The hope for the shows is that the members help spread the word of mouth and turn their friends into paying customers.
And maybe that happened ten years ago. But do you know what's really happening now?
Word of mouth is spreading about these companies and a way to get a $4 ticket to a show, rather than the show itself! How do I know this? Simple . . . the growth of the number of companies engaging in this activity proves the growth in the market. Where there are competitors, there is a market share to be had. And that's bad news for the theater. We're increasing the size of an audience looking for free or extremely discounted tickets.
On top of that . . . does anyone really think that this is the best way to spread word of mouth? These people that use these services are now trained to expect free tickets. There is no reciprocity factor any more. There is no feeling of "Wow, I got a free ticket to a show and can't wait to see it." And if you were one of these people and actually saw a great show, wouldn't one of the first things you said to a friend be "I saw a great show and I only paid $4!"

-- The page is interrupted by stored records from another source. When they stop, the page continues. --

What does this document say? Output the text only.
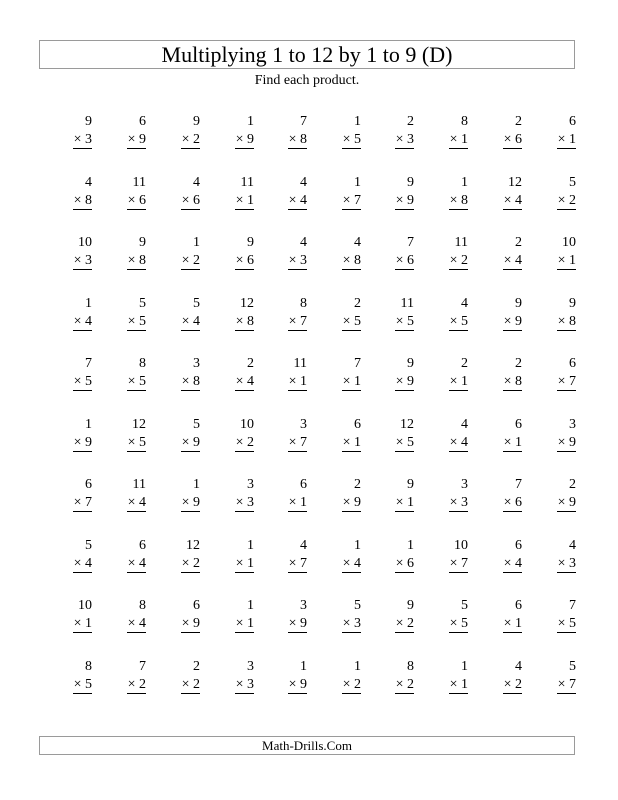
Multiplying 1 to 12 by 1 to 9 (D)
Find each product.
9
× 3
6
× 9
9
× 2
1
× 9
7
× 8
1
× 5
2
× 3
8
× 1
2
× 6
6
× 1
4
× 8
11
× 6
4
× 6
11
× 1
4
× 4
1
× 7
9
× 9
1
× 8
12
× 4
5
× 2
10
× 3
9
× 8
1
× 2
9
× 6
4
× 3
4
× 8
7
× 6
11
× 2
2
× 4
10
× 1
1
× 4
5
× 5
5
× 4
12
× 8
8
× 7
2
× 5
11
× 5
4
× 5
9
× 9
9
× 8
7
× 5
8
× 5
3
× 8
2
× 4
11
× 1
7
× 1
9
× 9
2
× 1
2
× 8
6
× 7
1
× 9
12
× 5
5
× 9
10
× 2
3
× 7
6
× 1
12
× 5
4
× 4
6
× 1
3
× 9
6
× 7
11
× 4
1
× 9
3
× 3
6
× 1
2
× 9
9
× 1
3
× 3
7
× 6
2
× 9
5
× 4
6
× 4
12
× 2
1
× 1
4
× 7
1
× 4
1
× 6
10
× 7
6
× 4
4
× 3
10
× 1
8
× 4
6
× 9
1
× 1
3
× 9
5
× 3
9
× 2
5
× 5
6
× 1
7
× 5
8
× 5
7
× 2
2
× 2
3
× 3
1
× 9
1
× 2
8
× 2
1
× 1
4
× 2
5
× 7
Math-Drills.Com
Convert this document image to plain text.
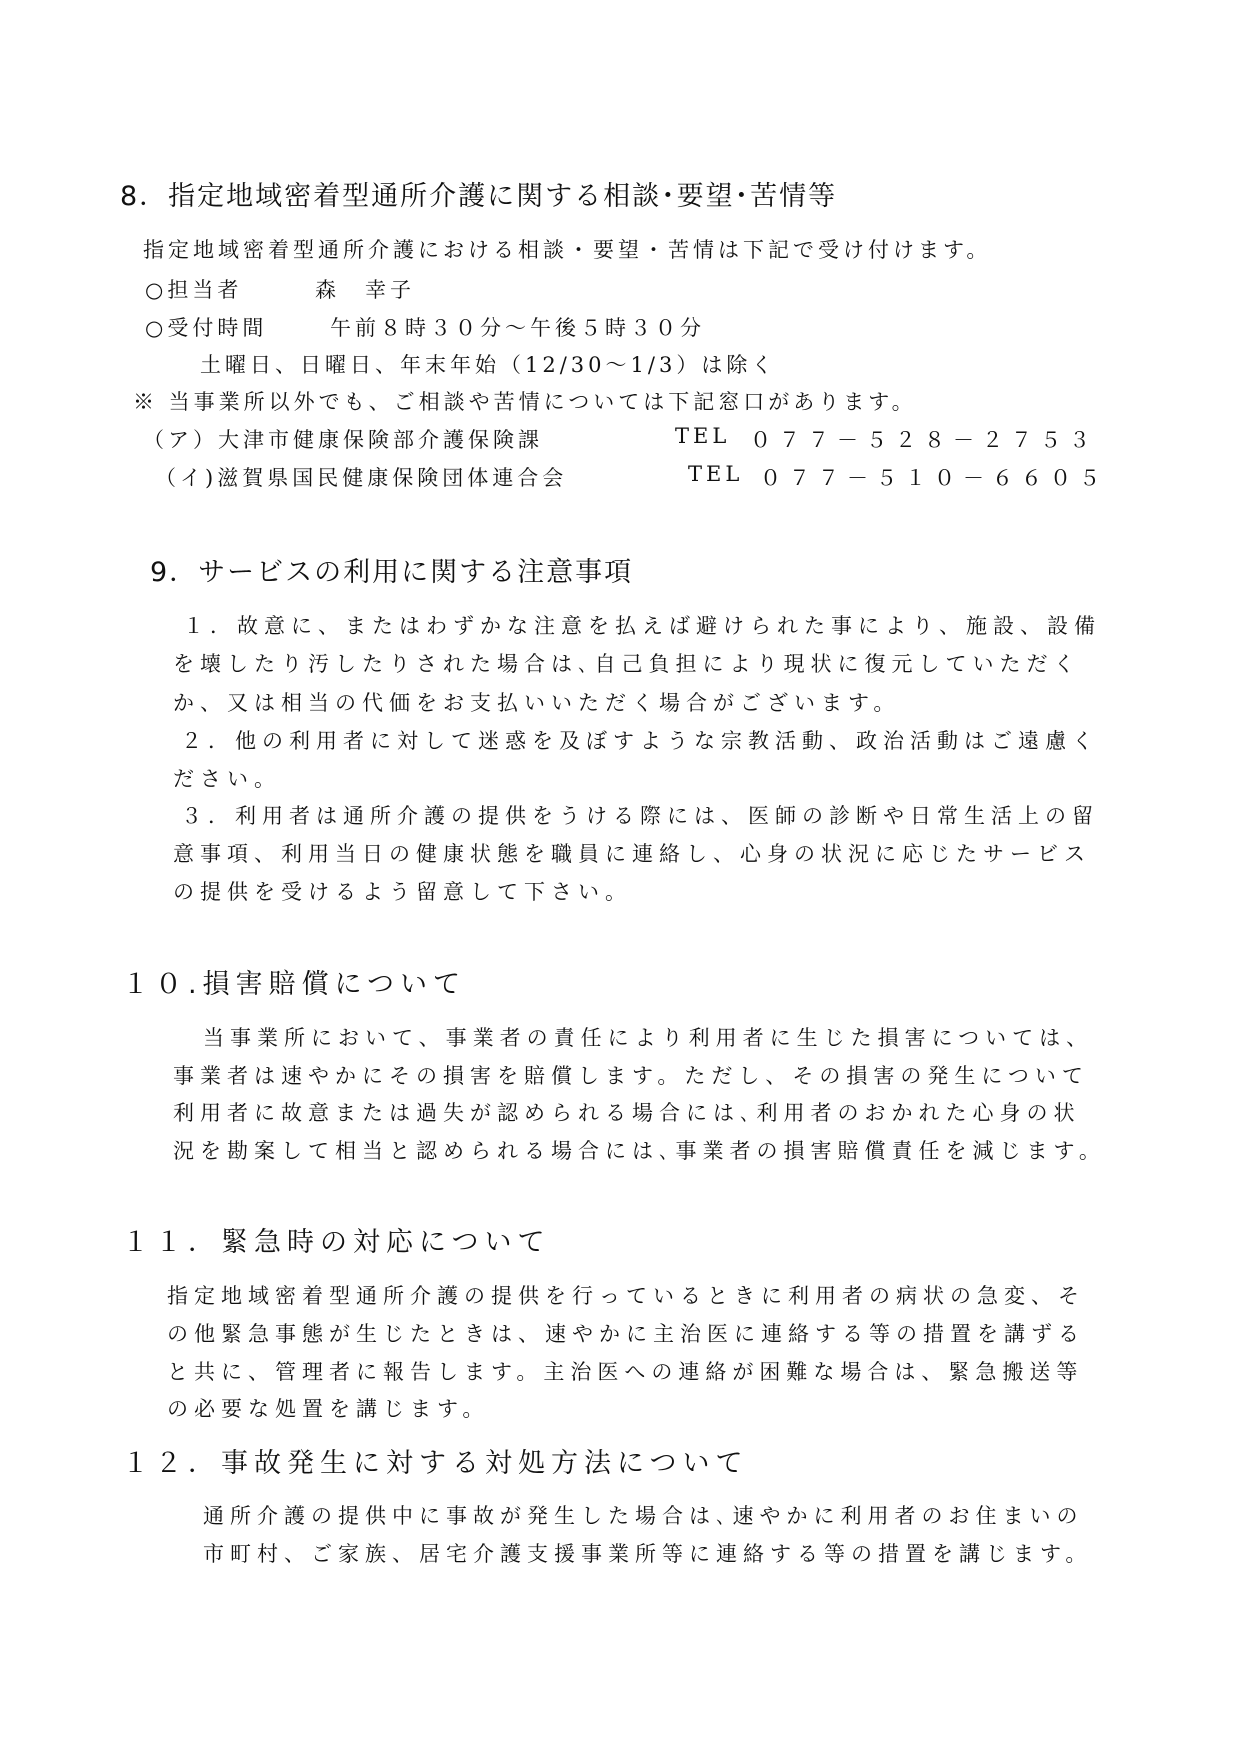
8．指定地域密着型通所介護に関する相談･要望･苦情等

指定地域密着型通所介護における相談・要望・苦情は下記で受け付けます。

○担当者	森　幸子

○受付時間	午前８時３０分～午後５時３０分

土曜日、日曜日、年末年始（12/30～1/3）は除く

※ 当事業所以外でも、ご相談や苦情については下記窓口があります。

（ア）大津市健康保険部介護保険課	TEL ０７７－５２８－２７５３

（イ)滋賀県国民健康保険団体連合会	TEL ０７７－５１０－６６０５

9．サービスの利用に関する注意事項

１．故意に、またはわずかな注意を払えば避けられた事により、施設、設備

を壊したり汚したりされた場合は､自己負担により現状に復元していただく

か、又は相当の代価をお支払いいただく場合がございます。

２．他の利用者に対して迷惑を及ぼすような宗教活動、政治活動はご遠慮く

ださい。

３．利用者は通所介護の提供をうける際には、医師の診断や日常生活上の留

意事項、利用当日の健康状態を職員に連絡し、心身の状況に応じたサービス

の提供を受けるよう留意して下さい。

１０.損害賠償について

当事業所において、事業者の責任により利用者に生じた損害については、

事業者は速やかにその損害を賠償します。ただし、その損害の発生について

利用者に故意または過失が認められる場合には､利用者のおかれた心身の状

況を勘案して相当と認められる場合には､事業者の損害賠償責任を減じます。

１１．緊急時の対応について

指定地域密着型通所介護の提供を行っているときに利用者の病状の急変、そ

の他緊急事態が生じたときは、速やかに主治医に連絡する等の措置を講ずる

と共に、管理者に報告します。主治医への連絡が困難な場合は、緊急搬送等

の必要な処置を講じます。

１２．事故発生に対する対処方法について

通所介護の提供中に事故が発生した場合は､速やかに利用者のお住まいの

市町村、ご家族、居宅介護支援事業所等に連絡する等の措置を講じます。
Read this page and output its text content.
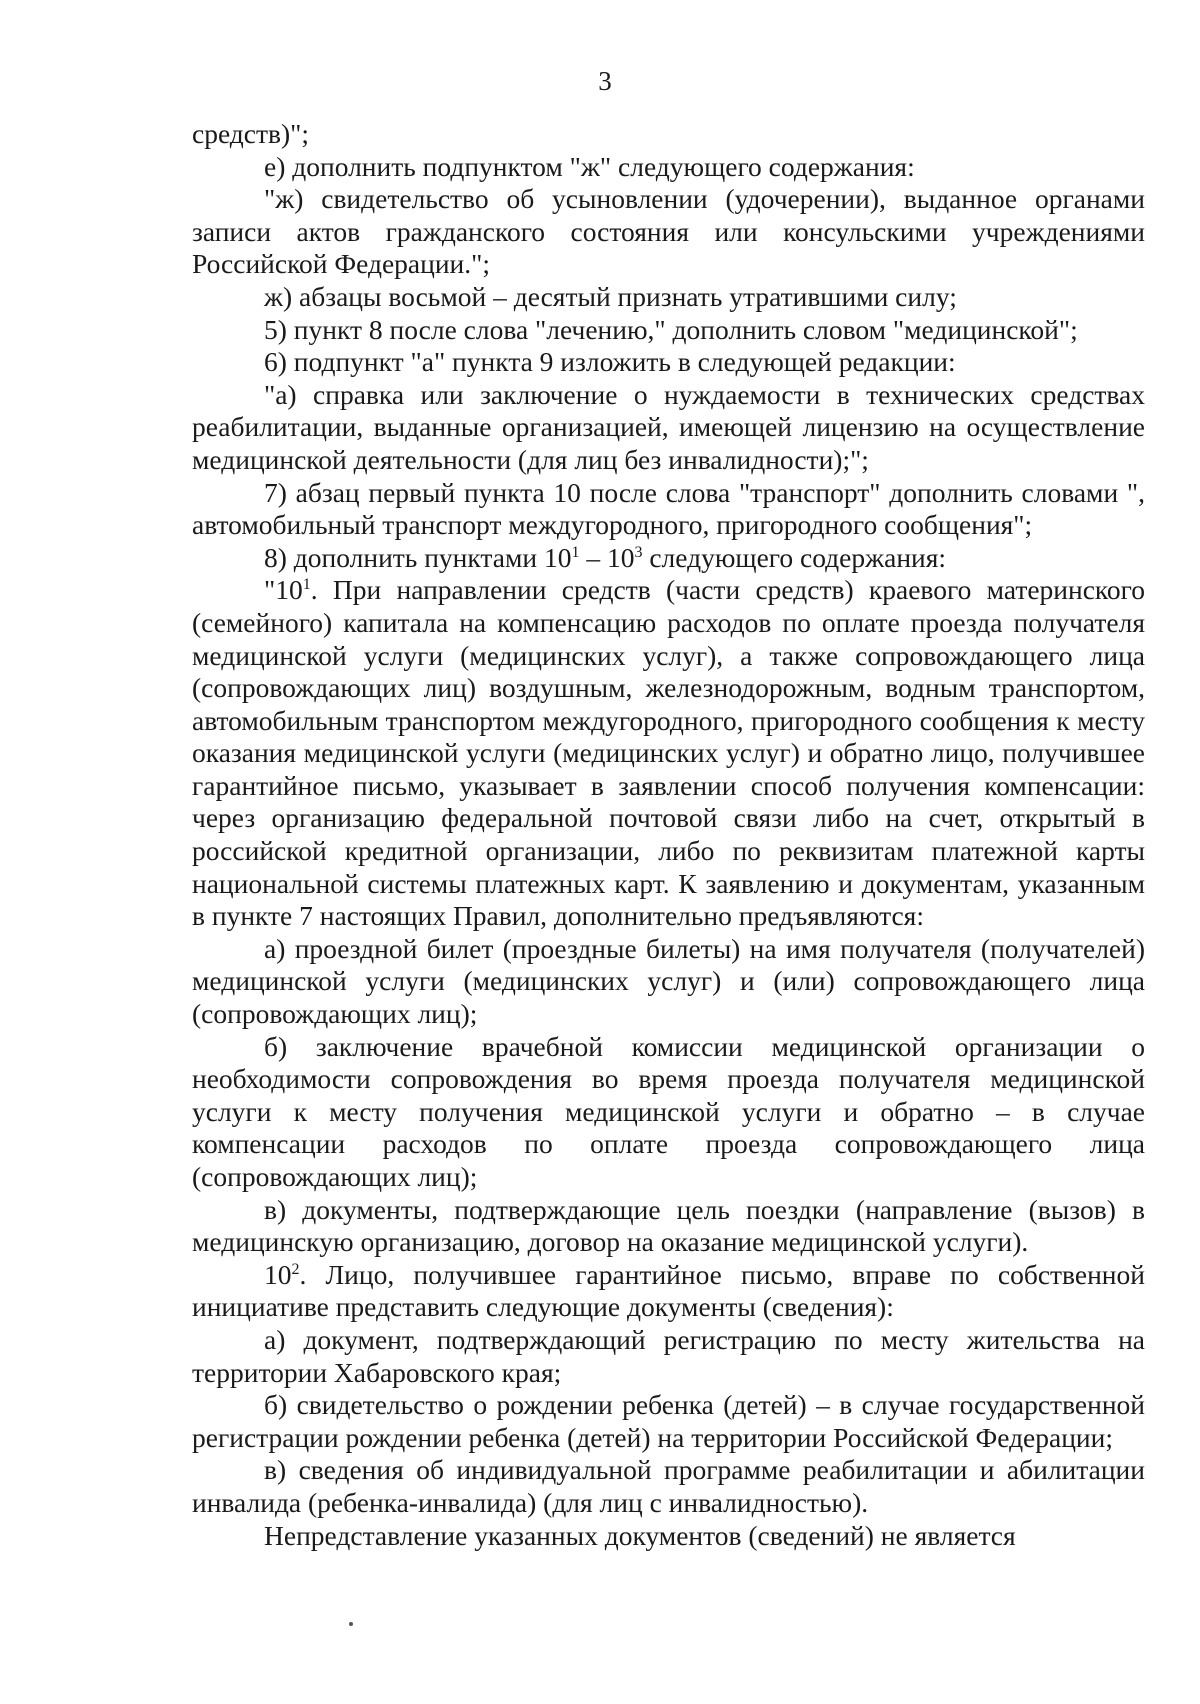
3

средств)";

е) дополнить подпунктом "ж" следующего содержания:

"ж) свидетельство об усыновлении (удочерении), выданное органами записи актов гражданского состояния или консульскими учреждениями Российской Федерации.";

ж) абзацы восьмой – десятый признать утратившими силу;

5) пункт 8 после слова "лечению," дополнить словом "медицинской";

6) подпункт "а" пункта 9 изложить в следующей редакции:

"а) справка или заключение о нуждаемости в технических средствах реабилитации, выданные организацией, имеющей лицензию на осуществление медицинской деятельности (для лиц без инвалидности);";

7) абзац первый пункта 10 после слова "транспорт" дополнить словами ", автомобильный транспорт междугородного, пригородного сообщения";

8) дополнить пунктами $10^1 - 10^3$ следующего содержания:

"$10^1$. При направлении средств (части средств) краевого материнского (семейного) капитала на компенсацию расходов по оплате проезда получателя медицинской услуги (медицинских услуг), а также сопровождающего лица (сопровождающих лиц) воздушным, железнодорожным, водным транспортом, автомобильным транспортом междугородного, пригородного сообщения к месту оказания медицинской услуги (медицинских услуг) и обратно лицо, получившее гарантийное письмо, указывает в заявлении способ получения компенсации: через организацию федеральной почтовой связи либо на счет, открытый в российской кредитной организации, либо по реквизитам платежной карты национальной системы платежных карт. К заявлению и документам, указанным в пункте 7 настоящих Правил, дополнительно предъявляются:

а) проездной билет (проездные билеты) на имя получателя (получателей) медицинской услуги (медицинских услуг) и (или) сопровождающего лица (сопровождающих лиц);

б) заключение врачебной комиссии медицинской организации о необходимости сопровождения во время проезда получателя медицинской услуги к месту получения медицинской услуги и обратно – в случае компенсации расходов по оплате проезда сопровождающего лица (сопровождающих лиц);

в) документы, подтверждающие цель поездки (направление (вызов) в медицинскую организацию, договор на оказание медицинской услуги).

$10^2$. Лицо, получившее гарантийное письмо, вправе по собственной инициативе представить следующие документы (сведения):

а) документ, подтверждающий регистрацию по месту жительства на территории Хабаровского края;

б) свидетельство о рождении ребенка (детей) – в случае государственной регистрации рождении ребенка (детей) на территории Российской Федерации;

в) сведения об индивидуальной программе реабилитации и абилитации инвалида (ребенка-инвалида) (для лиц с инвалидностью).

Непредставление указанных документов (сведений) не является
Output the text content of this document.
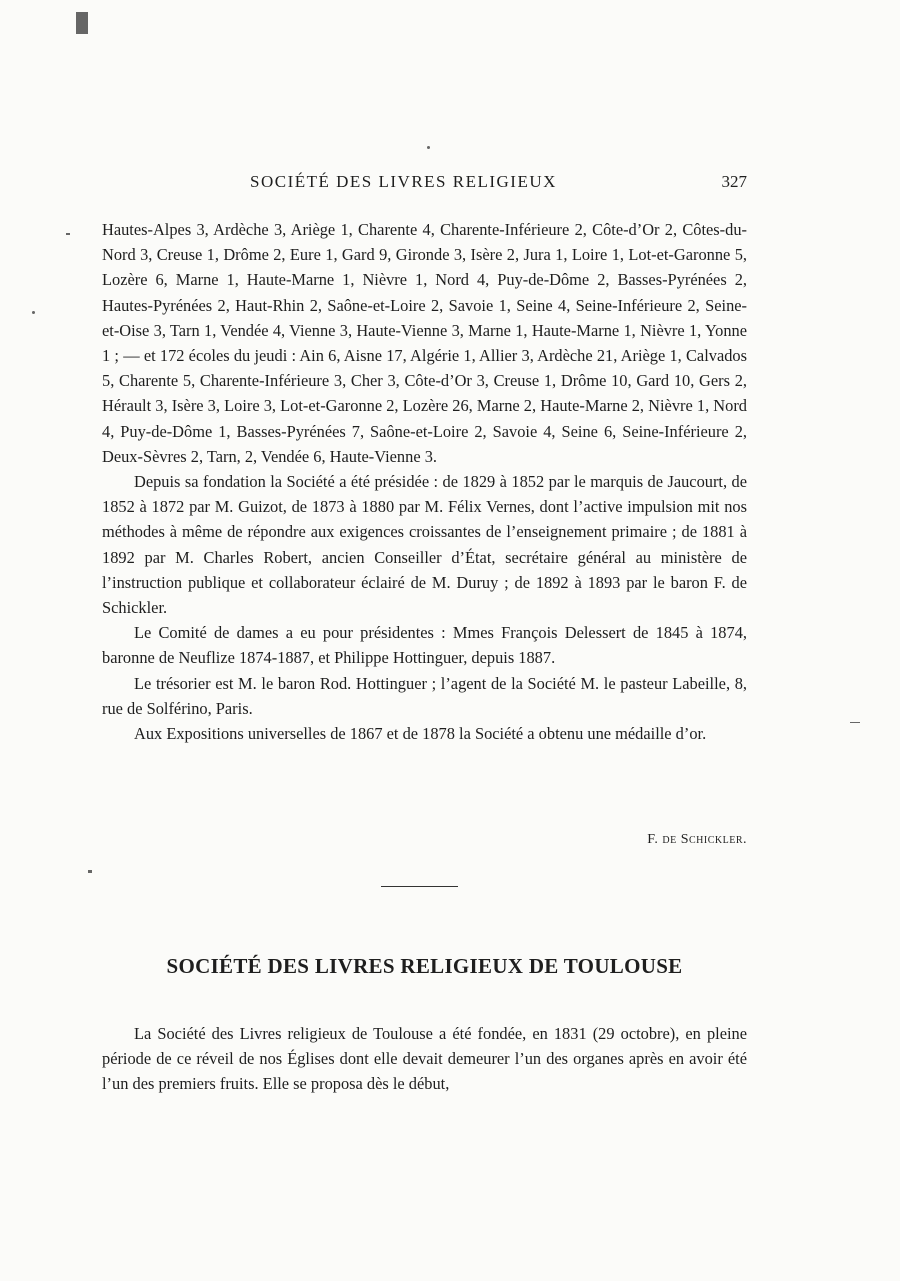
SOCIÉTÉ DES LIVRES RELIGIEUX	327

Hautes-Alpes 3, Ardèche 3, Ariège 1, Charente 4, Charente-Inférieure 2, Côte-d’Or 2, Côtes-du-Nord 3, Creuse 1, Drôme 2, Eure 1, Gard 9, Gironde 3, Isère 2, Jura 1, Loire 1, Lot-et-Garonne 5, Lozère 6, Marne 1, Haute-Marne 1, Nièvre 1, Nord 4, Puy-de-Dôme 2, Basses-Pyrénées 2, Hautes-Pyrénées 2, Haut-Rhin 2, Saône-et-Loire 2, Savoie 1, Seine 4, Seine-Inférieure 2, Seine-et-Oise 3, Tarn 1, Vendée 4, Vienne 3, Haute-Vienne 3, Marne 1, Haute-Marne 1, Nièvre 1, Yonne 1 ; — et 172 écoles du jeudi : Ain 6, Aisne 17, Algérie 1, Allier 3, Ardèche 21, Ariège 1, Calvados 5, Charente 5, Charente-Inférieure 3, Cher 3, Côte-d’Or 3, Creuse 1, Drôme 10, Gard 10, Gers 2, Hérault 3, Isère 3, Loire 3, Lot-et-Garonne 2, Lozère 26, Marne 2, Haute-Marne 2, Nièvre 1, Nord 4, Puy-de-Dôme 1, Basses-Pyrénées 7, Saône-et-Loire 2, Savoie 4, Seine 6, Seine-Inférieure 2, Deux-Sèvres 2, Tarn, 2, Vendée 6, Haute-Vienne 3.

Depuis sa fondation la Société a été présidée : de 1829 à 1852 par le marquis de Jaucourt, de 1852 à 1872 par M. Guizot, de 1873 à 1880 par M. Félix Vernes, dont l’active impulsion mit nos méthodes à même de répondre aux exigences croissantes de l’enseignement primaire ; de 1881 à 1892 par M. Charles Robert, ancien Conseiller d’État, secrétaire général au ministère de l’instruction publique et collaborateur éclairé de M. Duruy ; de 1892 à 1893 par le baron F. de Schickler.

Le Comité de dames a eu pour présidentes : Mmes François Delessert de 1845 à 1874, baronne de Neuflize 1874-1887, et Philippe Hottinguer, depuis 1887.

Le trésorier est M. le baron Rod. Hottinguer ; l’agent de la Société M. le pasteur Labeille, 8, rue de Solférino, Paris.

Aux Expositions universelles de 1867 et de 1878 la Société a obtenu une médaille d’or.

F. de Schickler.
SOCIÉTÉ DES LIVRES RELIGIEUX DE TOULOUSE

La Société des Livres religieux de Toulouse a été fondée, en 1831 (29 octobre), en pleine période de ce réveil de nos Églises dont elle devait demeurer l’un des organes après en avoir été l’un des premiers fruits. Elle se proposa dès le début,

Giving away product is fine, but choose wisely. It may be easier to call a papering company to get rid of 100 tickets to a preview, but you'll be much better served seeking out corporations and hair dressers and banks and anywhere where they don't usually get this sort of offer (and you can pick specific geographic locations where you think your demographic may be hiding). These people will be super-excited to get the offer (and therefore more inclined to talk positively about the experience) and since they are hand picked by you, more inclined to enjoy your product. And, by avoiding these companies that profit off our paper, you'll be helping to prevent the disintegration of our paying audience.
Avoid papering companies like they are vampire musicals.